J’écartai la tête le plus loin possible de la paroi, pour essayer de voir si elle avait rencontré un obstacle. Elle s’agrippait convulsivement aux échelons, le visage pressé contre la paroi. Sa respiration était bruyante.
« Il y a quelque chose devant toi ? »
— « Non. Mais je ne peux pas continuer. » Sa voix était pleurnicharde. « J’ai peur. »
Je levai le bras et posai la main sur sa jambe. Elle tremblait et était dure comme le roc.
« Allons, Zena, avance ! » lui dis-je avec gentillesse mais fermeté. J’essayai de pousser sa jambe, mais elle ne bougea pas d’un pouce.
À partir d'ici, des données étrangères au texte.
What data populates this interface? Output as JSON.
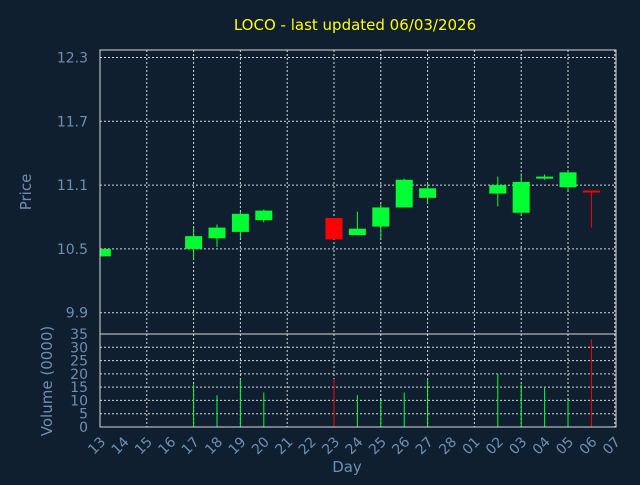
{
  "chart_data": {
    "type": "candlestick",
    "title": "LOCO - last updated 06/03/2026",
    "xlabel": "Day",
    "price_panel": {
      "ylabel": "Price",
      "yticks": [
        "12.3",
        "11.7",
        "11.1",
        "10.5",
        "9.9"
      ],
      "ylim": [
        9.7,
        12.37
      ],
      "grid": true
    },
    "volume_panel": {
      "ylabel": "Volume (0000)",
      "yticks": [
        "35",
        "30",
        "25",
        "20",
        "15",
        "10",
        "5",
        "0"
      ],
      "ylim": [
        0,
        35
      ],
      "grid": true
    },
    "x_labels": [
      "13",
      "14",
      "15",
      "16",
      "17",
      "18",
      "19",
      "20",
      "21",
      "22",
      "23",
      "24",
      "25",
      "26",
      "27",
      "28",
      "01",
      "02",
      "03",
      "04",
      "05",
      "06",
      "07"
    ],
    "candles": [
      {
        "x": 0.1,
        "open": 10.43,
        "close": 10.5,
        "high": 10.5,
        "low": 10.43,
        "volume": 0
      },
      {
        "x": 4.0,
        "open": 10.5,
        "close": 10.62,
        "high": 10.7,
        "low": 10.4,
        "volume": 16
      },
      {
        "x": 5.0,
        "open": 10.6,
        "close": 10.7,
        "high": 10.73,
        "low": 10.52,
        "volume": 12
      },
      {
        "x": 6.0,
        "open": 10.66,
        "close": 10.83,
        "high": 10.85,
        "low": 10.6,
        "volume": 18
      },
      {
        "x": 7.0,
        "open": 10.77,
        "close": 10.86,
        "high": 10.87,
        "low": 10.75,
        "volume": 13
      },
      {
        "x": 10.0,
        "open": 10.79,
        "close": 10.59,
        "high": 10.79,
        "low": 10.59,
        "volume": 18
      },
      {
        "x": 11.0,
        "open": 10.63,
        "close": 10.69,
        "high": 10.85,
        "low": 10.63,
        "volume": 12
      },
      {
        "x": 12.0,
        "open": 10.71,
        "close": 10.89,
        "high": 10.92,
        "low": 10.6,
        "volume": 10
      },
      {
        "x": 13.0,
        "open": 10.89,
        "close": 11.15,
        "high": 11.16,
        "low": 10.89,
        "volume": 13
      },
      {
        "x": 14.0,
        "open": 10.98,
        "close": 11.07,
        "high": 11.12,
        "low": 10.92,
        "volume": 18
      },
      {
        "x": 17.0,
        "open": 11.02,
        "close": 11.1,
        "high": 11.18,
        "low": 10.9,
        "volume": 20
      },
      {
        "x": 18.0,
        "open": 10.84,
        "close": 11.13,
        "high": 11.21,
        "low": 10.81,
        "volume": 16
      },
      {
        "x": 19.0,
        "open": 11.16,
        "close": 11.17,
        "high": 11.2,
        "low": 11.15,
        "volume": 15
      },
      {
        "x": 20.0,
        "open": 11.08,
        "close": 11.22,
        "high": 11.23,
        "low": 11.05,
        "volume": 10
      },
      {
        "x": 21.0,
        "open": 11.04,
        "close": 11.03,
        "high": 11.04,
        "low": 10.7,
        "volume": 33
      }
    ],
    "colors": {
      "up": "#00ff33",
      "down": "#ff0000",
      "background": "#0f1f30",
      "grid": "#d8d8d8",
      "text": "#6f8fb0",
      "title": "#ffff00"
    }
  }
}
C’était une erreur de l’avoir laissée passer la première. Si elle lâchait prise, elle m’entraînerait dans sa chute, quoi que je fasse. D’un autre côté, cela m’éviterait d’avoir à expliquer sa disparition… « Oh ! elle est tombée dans une de ces grandes conduites d’air ! » Une situation gênante. Mais il n’y avait pas de quoi plaisanter. Je commençais à avoir réellement peur. Les battements de mon cœur s’accéléraient et je sentis un filet de sueur couler dans mon dos.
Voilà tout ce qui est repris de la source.